I’ve recently been working with the European Union Intellectual Property Office (EUIPO) in Madrid, delivering a week of workshops in Presenting To Camera. There were delegates from 24 different countries presenting two scripts to camera using a Teleprompter. My training was to help prepare them for being filmed in a studio the following day.
There are specific skills required when working with a Teleprompter, mainly NOT looking like you’re reading the script! This is important, so your eyes aren’t bouncing along the words, because as soon as the audience know you’re reading it they’ll feel short changed. The teleprompter needs to act as a ‘prompt’, not as a reading aid, but this means there is a greater need to ‘own’ the words and make them sound as if you’ve written it.
The EUIPO delegates were delivering their scripts in their own language, the fact that I didn’t understand their language didn’t matter as the principles for body language and owning the language are the same.
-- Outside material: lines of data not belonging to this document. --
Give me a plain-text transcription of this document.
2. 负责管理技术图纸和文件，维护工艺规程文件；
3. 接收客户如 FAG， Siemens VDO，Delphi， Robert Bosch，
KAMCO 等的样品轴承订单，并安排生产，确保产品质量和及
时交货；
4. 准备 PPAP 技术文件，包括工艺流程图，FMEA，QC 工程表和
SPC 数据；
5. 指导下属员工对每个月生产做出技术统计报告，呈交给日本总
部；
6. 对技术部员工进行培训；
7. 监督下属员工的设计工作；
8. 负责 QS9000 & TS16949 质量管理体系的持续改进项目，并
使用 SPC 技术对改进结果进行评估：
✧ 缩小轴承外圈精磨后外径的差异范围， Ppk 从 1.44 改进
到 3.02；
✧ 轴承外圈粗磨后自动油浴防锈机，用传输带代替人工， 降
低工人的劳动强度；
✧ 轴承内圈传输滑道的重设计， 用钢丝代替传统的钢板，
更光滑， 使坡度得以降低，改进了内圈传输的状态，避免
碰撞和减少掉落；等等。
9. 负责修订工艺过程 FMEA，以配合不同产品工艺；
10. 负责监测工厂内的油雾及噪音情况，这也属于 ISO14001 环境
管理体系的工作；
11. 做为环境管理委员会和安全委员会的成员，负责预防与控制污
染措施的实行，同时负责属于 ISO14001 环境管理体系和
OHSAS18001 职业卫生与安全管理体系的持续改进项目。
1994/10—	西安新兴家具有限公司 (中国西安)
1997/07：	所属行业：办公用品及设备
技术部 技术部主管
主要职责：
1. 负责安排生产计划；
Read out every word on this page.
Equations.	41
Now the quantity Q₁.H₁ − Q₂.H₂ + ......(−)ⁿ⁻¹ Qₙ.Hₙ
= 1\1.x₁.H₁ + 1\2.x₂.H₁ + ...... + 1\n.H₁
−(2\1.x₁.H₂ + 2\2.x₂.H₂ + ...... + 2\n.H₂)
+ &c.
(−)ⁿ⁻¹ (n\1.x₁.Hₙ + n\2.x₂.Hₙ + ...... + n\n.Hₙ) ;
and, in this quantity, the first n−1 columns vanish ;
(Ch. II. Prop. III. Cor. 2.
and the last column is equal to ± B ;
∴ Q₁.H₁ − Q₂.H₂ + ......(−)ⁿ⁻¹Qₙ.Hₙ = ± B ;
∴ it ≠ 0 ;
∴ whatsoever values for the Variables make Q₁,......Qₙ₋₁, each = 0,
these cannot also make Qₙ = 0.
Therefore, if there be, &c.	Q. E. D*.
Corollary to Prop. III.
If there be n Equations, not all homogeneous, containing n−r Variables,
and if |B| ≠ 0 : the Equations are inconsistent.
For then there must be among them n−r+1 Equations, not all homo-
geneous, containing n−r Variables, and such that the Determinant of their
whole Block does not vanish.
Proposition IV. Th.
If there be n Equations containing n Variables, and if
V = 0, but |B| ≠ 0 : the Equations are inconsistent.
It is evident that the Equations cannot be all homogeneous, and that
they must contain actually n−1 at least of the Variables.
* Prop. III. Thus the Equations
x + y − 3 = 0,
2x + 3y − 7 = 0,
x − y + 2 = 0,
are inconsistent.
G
The best way to familiarise yourself with a script is by repeating out loud, without falling into the trap of getting stuck in the same rhythm or intonation. You need to experiment by moving about as you say the words. What’s most important is that you understand the INTENTION behind the language. You need to COLOUR the language with EACH NEW THOUGHT, using INTONATION to add variation and rhythm, this will encourage a change of PITCH and PACE. An easier way to do this is by breaking your scripts up into BEATS (mini pauses) and PAUSES (usually where you take a breath), so that you find the CONTRASTS with each new phrase. EMPHASIS needs to be given to highlight important words such as the names of projects or people. Finally, once you’ve broken your script up, you need to then find FLUIDITY, to follow the INTENTION of your THOUGHT through to the end of each full stop!
Many of the 48 delegates from EUIPO had never used a Teleprompter or been in front of a camera before, and I admired their ability to commit to the training and filming process wholeheartedly, which I have no doubt will pay off, creating professional, interesting films for their websites.